Gökgözünde tebessüm.
Kilitli bir çekmecenin karanlığında, kelimelerini arayan şiirler vardı ve kalplerin tenha kıyılarında, sahibini arayan duygular yaşardı. Senelerce bir karanlıkta beklemenin ve senelerce bir beklentiyle yaşamış olmanın ağırlığı, âdil olduğu düşünülen bir terazinin iki eline konulduğunda yüz yüze bakıyordu.
Beklentiye olan köleliğin verebileceği eziyete uğramış bir çocukluğum vardı. Babamın gözünün içine bakardım. Beni gör, baba.
Neden görmüyorsun ki?
Oysa beni herkesten çok seven bir anneye sahiptim ama o zamanlar sevgi başlığı altında yazılı tek cümleyi tamamlamak için boşluğu dolduracak bir özneye daha ihtiyaç duyuyordum. Kalbim bir türlü ısınmıyor, sevgiyle ektiğim her çiçek güneşini görmesine rağmen sıcaklığını hissedemeyince kederden ölüyordu.
Günler, aylar ve yıllar başka bir farkındalığa uğradığım duraklar oldukça, yaşam ağacından topladığım yaşlar ile büyüdükçe ve beklentilerim küçüldükçe boşluk görünmez hale geldi. Görmedikçe, o boşluğu doldurma isteğim günden güne soldu. Kalbimi tamamen avuçlarımdan taşan annemin sevgisine açtım, o bana verilmiş kıymetli bir hediyeydi.

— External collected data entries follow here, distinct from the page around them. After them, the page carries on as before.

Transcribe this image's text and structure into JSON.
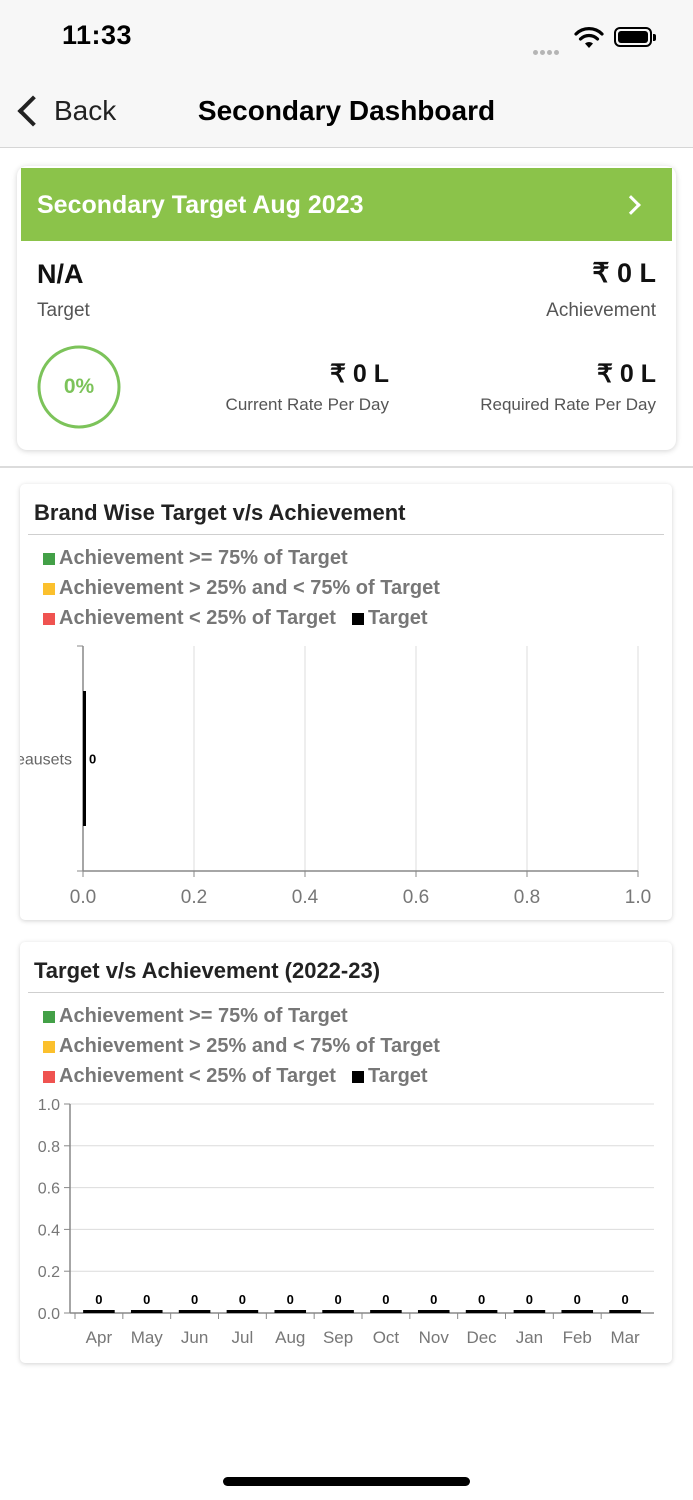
{
  "status_bar": {
    "time": "11:33"
  },
  "nav": {
    "back_label": "Back",
    "title": "Secondary Dashboard"
  },
  "target_card": {
    "header": "Secondary Target Aug 2023",
    "target_value": "N/A",
    "target_label": "Target",
    "achievement_value": "₹ 0 L",
    "achievement_label": "Achievement",
    "progress_text": "0%",
    "progress_fraction": 0,
    "current_rate_value": "₹ 0 L",
    "current_rate_label": "Current Rate Per Day",
    "required_rate_value": "₹ 0 L",
    "required_rate_label": "Required Rate Per Day"
  },
  "colors": {
    "header_green": "#8bc34a",
    "ring_green": "#7cc35a",
    "legend_green": "#43a047",
    "legend_yellow": "#fbc02d",
    "legend_red": "#ef5350",
    "legend_black": "#000000"
  },
  "legend": {
    "high": "Achievement >= 75% of Target",
    "mid": "Achievement > 25% and < 75% of Target",
    "low": "Achievement < 25% of Target",
    "target": "Target"
  },
  "brand_chart": {
    "title": "Brand Wise Target v/s Achievement"
  },
  "monthly_chart": {
    "title": "Target v/s Achievement (2022-23)"
  },
  "chart_data": [
    {
      "type": "bar",
      "orientation": "horizontal",
      "title": "Brand Wise Target v/s Achievement",
      "categories": [
        "eausets"
      ],
      "series": [
        {
          "name": "Target",
          "values": [
            0
          ]
        }
      ],
      "data_labels": [
        "0"
      ],
      "xlim": [
        0,
        1.0
      ],
      "x_ticks": [
        "0.0",
        "0.2",
        "0.4",
        "0.6",
        "0.8",
        "1.0"
      ],
      "grid": true,
      "legend_placement": "top-left"
    },
    {
      "type": "bar",
      "title": "Target v/s Achievement (2022-23)",
      "categories": [
        "Apr",
        "May",
        "Jun",
        "Jul",
        "Aug",
        "Sep",
        "Oct",
        "Nov",
        "Dec",
        "Jan",
        "Feb",
        "Mar"
      ],
      "series": [
        {
          "name": "Target",
          "values": [
            0,
            0,
            0,
            0,
            0,
            0,
            0,
            0,
            0,
            0,
            0,
            0
          ]
        }
      ],
      "data_labels": [
        "0",
        "0",
        "0",
        "0",
        "0",
        "0",
        "0",
        "0",
        "0",
        "0",
        "0",
        "0"
      ],
      "ylim": [
        0,
        1.0
      ],
      "y_ticks": [
        "0.0",
        "0.2",
        "0.4",
        "0.6",
        "0.8",
        "1.0"
      ],
      "grid": true,
      "legend_placement": "top-left"
    }
  ]
}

Bundan daha fazlasını beklemiyordum ama beklemediğim kapımı çaldı ve ben dalgınlıkla o kapıyı açtım.
Şimdi, kalbimin tenhalarından meydanına savrulan bir duygu ruhuma gözlerini dikerek onu görmemi diliyordu.
2014, 6 Şubat. 🕊
Bir an boğuluyordum. Sonraki an suyun üstündeydim. Nefes alabiliyordum ama kurtarıldığım yerde bırakılmıştım. Çaresizce sırtımı okyanusa verdiğimde tedirgindim. Dip, ulaşabileceğim bir noktada değildi. Dip, bana ulaşabilecek bir noktadaydı. Sırtım ürperirken titreyerek nefes almaya devam ettim. Savunmasızdım. Ben, sahiden kurtarılmış mıydım?
Dipten bir ses yankılandı. Hem bir veda, hem de bir merhaba.
"Kumru?"
Gözlerimi açmadan önce alnımı sıyıran avucu hayal meyal hissettim. Bulunduğum yerin havasını ilk saniyeler yadırgadım, bu paniklememe sebep oldu ama hatıralarım netleştikçe soluğum düzene girdi. Acıların uzattığı parmaklar usulca gölgelerine çekildi.
Gözlerimi açmayı denediğimde irademi yok saydılar, bundan dolayı ikinci denememe bir üçüncüsünü eklemedim. Madem istenilen buydu, ben de pencereleri kapalı bırakırdım. Belki de şu anda görmemek en iyisiydi.
Zihnimdeki sahnede dengesini kaybetmiş bütün nesneler yerine yerleştirildi. Kılıç'ın sırası gelmemişti. Bir zaman onun sessizliğine eşlik ettim. "Bu gerçekten gerekli miydi?" diye fısıldadım.
Susmaya ara vermesi birkaç saniyeyi aldı. "Gözünü açar açmaz aklına gelen bu mu?"
"Sürekli aklımı kemirdiği için," dedim ve gerisini onun tamamlaması adına havada bıraktım.
"Sen," dedi üstüne basa basa. "Konuşma hakkını kaybettin."
"Ayrıca bakmayacağını söylemiştin." Onu duymazdan gelmek kolay olmasa da aklımda ne varsa kusmak istiyordum. Sesim istediğim etkide çıkmayınca içten içe hayıflandım. "Sana inandım ben. Neden baktın ki? Ne geçti eline?"